The tigers, with names like Storm, Lightning and Great Sky, live among monkeys, horses, deer, peacocks, geese and wild pigs in a scenic gully where they are free to roam and feed during the day. Visitors to the remote temple, about 200 kilometers (125 miles) west of Bangkok, are invariably stunned by the sight of the monks frolicking with tigers as if they were ordinary domestic cats.

One monk, who weighed less than half his furry companion, was bold enough to crouch down and mock fight with the big tiger, which gently lunged back with its deadly claws retracted. The monks have documented the personalities of all the big cats in a booklet with profiles varying from "likes to be a star and loves showing off" to "pretends to be tame and gentle but will bite."

The tigers, say the monks, are at their most frisky around dinner time when tourists are allowed to enter the gully to watch them eat. "We are Buddhist monks so we can't kill to provide them with food and so we give them dog food paid for by donations to the temple -- they enjoy the dog food," Phusit said.
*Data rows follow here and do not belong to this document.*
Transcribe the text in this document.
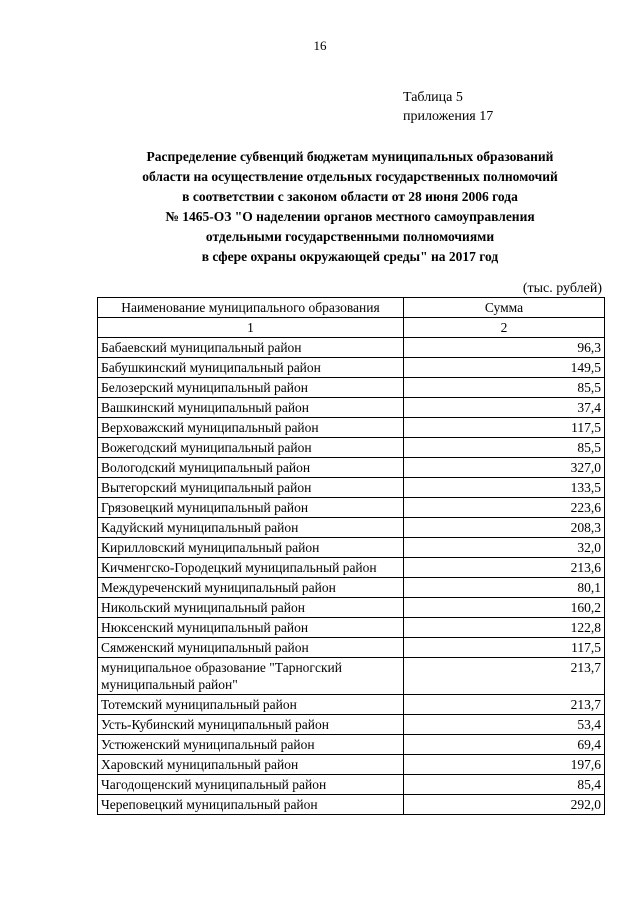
16
Таблица 5
приложения 17
Распределение субвенций бюджетам муниципальных образований
области на осуществление отдельных государственных полномочий
в соответствии с законом области от 28 июня 2006 года
№ 1465-ОЗ "О наделении органов местного самоуправления
отдельными государственными полномочиями
в сфере охраны окружающей среды" на 2017 год
(тыс. рублей)
Наименование муниципального образования	Сумма
1	2
Бабаевский муниципальный район	96,3
Бабушкинский муниципальный район	149,5
Белозерский муниципальный район	85,5
Вашкинский муниципальный район	37,4
Верховажский муниципальный район	117,5
Вожегодский муниципальный район	85,5
Вологодский муниципальный район	327,0
Вытегорский муниципальный район	133,5
Грязовецкий муниципальный район	223,6
Кадуйский муниципальный район	208,3
Кирилловский муниципальный район	32,0
Кичменгско-Городецкий муниципальный район	213,6
Междуреченский муниципальный район	80,1
Никольский муниципальный район	160,2
Нюксенский муниципальный район	122,8
Сямженский муниципальный район	117,5
муниципальное образование "Тарногский муниципальный район"	213,7
Тотемский муниципальный район	213,7
Усть-Кубинский муниципальный район	53,4
Устюженский муниципальный район	69,4
Харовский муниципальный район	197,6
Чагодощенский муниципальный район	85,4
Череповецкий муниципальный район	292,0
The first tiger was brought to the temple in 1998 after being injured by a hunter, but died within days. Soon after, two very ill cubs arrived with large knife wounds in their stomachs. Inexperienced hunters had tried to cut them open and inject them with the preserving agent formalin in a bungled attempt to stuff them for a collector. Miraculously, they survived, and the temple quickly earned a reputation as a tiger haven. "When the villagers saw how we tended to the first tigers they brought others. Some were injured by hunters who had a change of heart, others by people who did not want the tiger near their village but also did not want to see it die," he said.
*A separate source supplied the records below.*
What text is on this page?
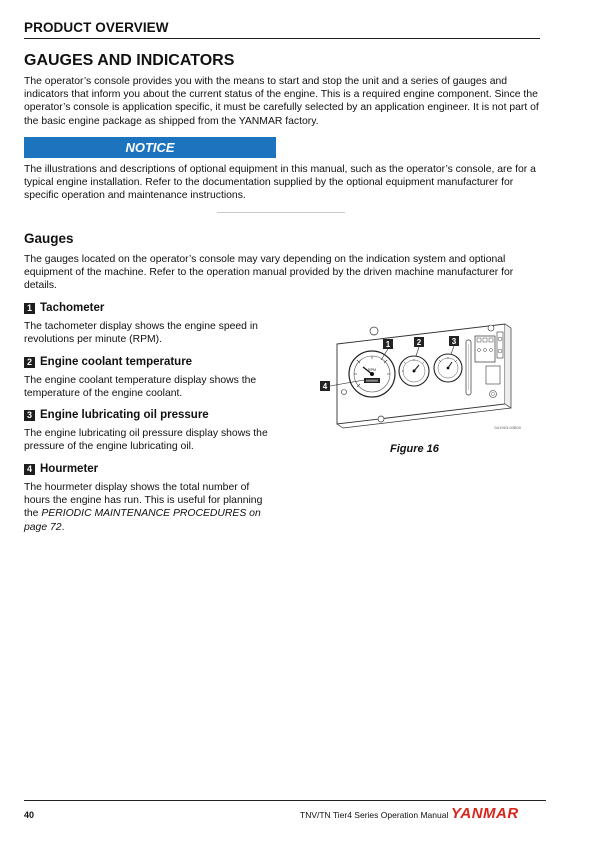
PRODUCT OVERVIEW
GAUGES AND INDICATORS
The operator’s console provides you with the means to start and stop the unit and a series of gauges and indicators that inform you about the current status of the engine. This is a required engine component. Since the operator’s console is application specific, it must be carefully selected by an application engineer. It is not part of the basic engine package as shipped from the YANMAR factory.
NOTICE
The illustrations and descriptions of optional equipment in this manual, such as the operator’s console, are for a typical engine installation. Refer to the documentation supplied by the optional equipment manufacturer for specific operation and maintenance instructions.
Gauges
The gauges located on the operator’s console may vary depending on the indication system and optional equipment of the machine. Refer to the operation manual provided by the driven machine manufacturer for details.
1 Tachometer
The tachometer display shows the engine speed in revolutions per minute (RPM).
2 Engine coolant temperature
The engine coolant temperature display shows the temperature of the engine coolant.
3 Engine lubricating oil pressure
The engine lubricating oil pressure display shows the pressure of the engine lubricating oil.
4 Hourmeter
The hourmeter display shows the total number of hours the engine has run. This is useful for planning the PERIODIC MAINTENANCE PROCEDURES on page 72.
RPM
000000
1	2	3
4
0A1963-00B00
Figure 16
40	TNV/TN Tier4 Series Operation Manual YANMAR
"The last cub to arrive had no hair as it had only just been born when its mother was killed," he said, adding that the monks had named the tiny cub Sengtawa (Sunshine). Despite the head monk's assurances that the tigers have chosen the path of non-violence, some devotees living at the temple bear scars that look suspiciously like the work of the big cats, and locals living near the temple say there have been a handful of maulings.
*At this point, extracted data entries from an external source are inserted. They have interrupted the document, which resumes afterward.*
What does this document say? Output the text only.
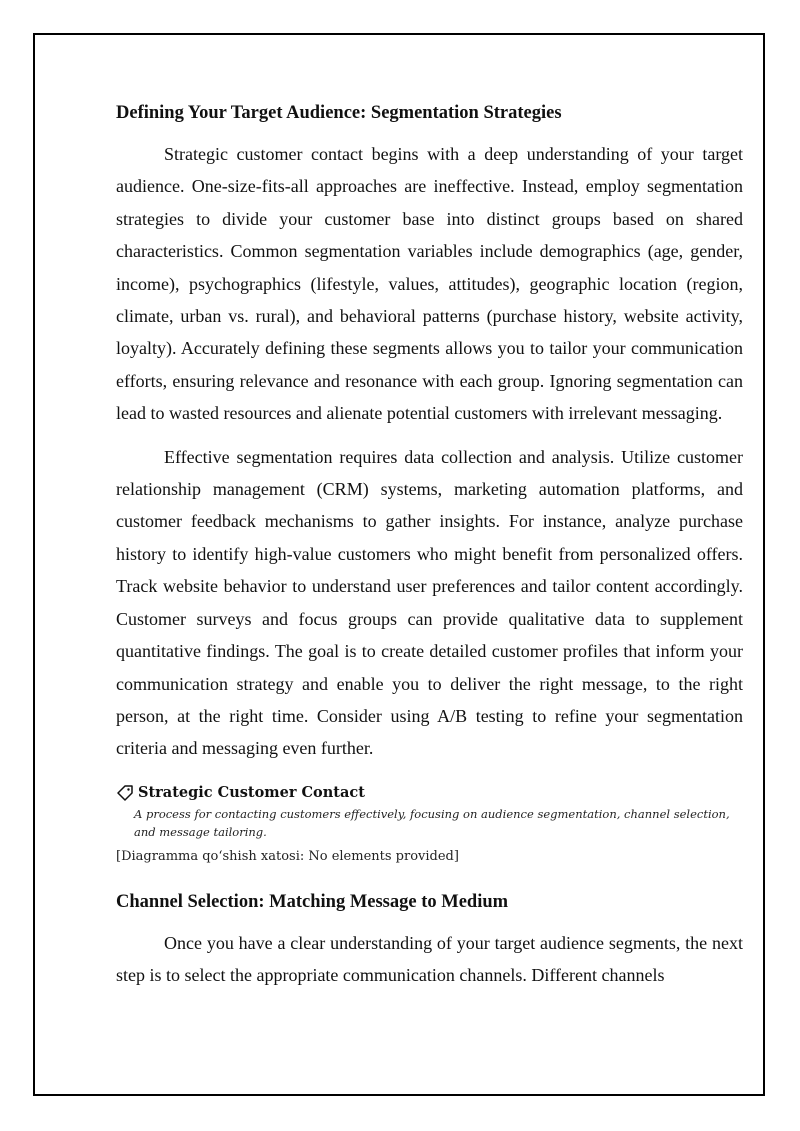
Defining Your Target Audience: Segmentation Strategies

Strategic customer contact begins with a deep understanding of your target audience. One-size-fits-all approaches are ineffective. Instead, employ segmentation strategies to divide your customer base into distinct groups based on shared characteristics. Common segmentation variables include demographics (age, gender, income), psychographics (lifestyle, values, attitudes), geographic location (region, climate, urban vs. rural), and behavioral patterns (purchase history, website activity, loyalty). Accurately defining these segments allows you to tailor your communication efforts, ensuring relevance and resonance with each group. Ignoring segmentation can lead to wasted resources and alienate potential customers with irrelevant messaging.

Effective segmentation requires data collection and analysis. Utilize customer relationship management (CRM) systems, marketing automation platforms, and customer feedback mechanisms to gather insights. For instance, analyze purchase history to identify high-value customers who might benefit from personalized offers. Track website behavior to understand user preferences and tailor content accordingly. Customer surveys and focus groups can provide qualitative data to supplement quantitative findings. The goal is to create detailed customer profiles that inform your communication strategy and enable you to deliver the right message, to the right person, at the right time. Consider using A/B testing to refine your segmentation criteria and messaging even further.

Strategic Customer Contact
A process for contacting customers effectively, focusing on audience segmentation, channel selection, and message tailoring.
[Diagramma qo‘shish xatosi: No elements provided]
Channel Selection: Matching Message to Medium

Once you have a clear understanding of your target audience segments, the next step is to select the appropriate communication channels. Different channels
Sitting with his tigers, and three handlers who keep an eye on the beasts just in case they get excited by the visiting strangers, Abbot Phusit conceded that the temple grounds were a less than ideal home for his striped guests. "We have started building an area in which they can roam, of about 30 rai (12 acres), and eventually we want to send them back to the forest once they are ready to return," he said.

To return to the wild, the tigers would not have far to go. The temple sits on a small plain surrounded by jagged rocky outcrops about 40 kilometers beyond Kanchanaburis fabled World War II-era Bridge on the River Kwai. Smugglers still ply this thinly populated area close to the Myanmar border, where armed patrols on both sides keep watch on rebel armies and ancient contraband routes. But despite the remoteness of the region, the tigers are still far from safe.

The World Wildlife Fund (WWF) believes the rare tigers and the animals they feed on are still widely hunted in Thailand to maintain a steady supply of illegal tiger and other animal products. "We don't have an exact number for Thailand of how many tigers are left in the wild, but it varies somewhere between 150 up to a maximum estimate of about 500," said Robert Mather, who heads WWF's Thai operations, adding that the lower estimate was likely to be the most accurate figure. "But direct hunting here is not as big a problem as it is in Myanmar which still has more forest and so probably more tigers, with the bones going straight up to China (for traditional Chinese medicine)," he said.

Phusit said many of the temple tigers were wounded cats brought in from across or near the Myanmar border, and the flow of cats to the temple, as well as the cubs being born there, showed no sign of slowing. "Once we have built the enclosure we can keep about 30 tigers here, but we can only build it as fast as we raise funds, we have another pregnant tiger here and yes, I worry."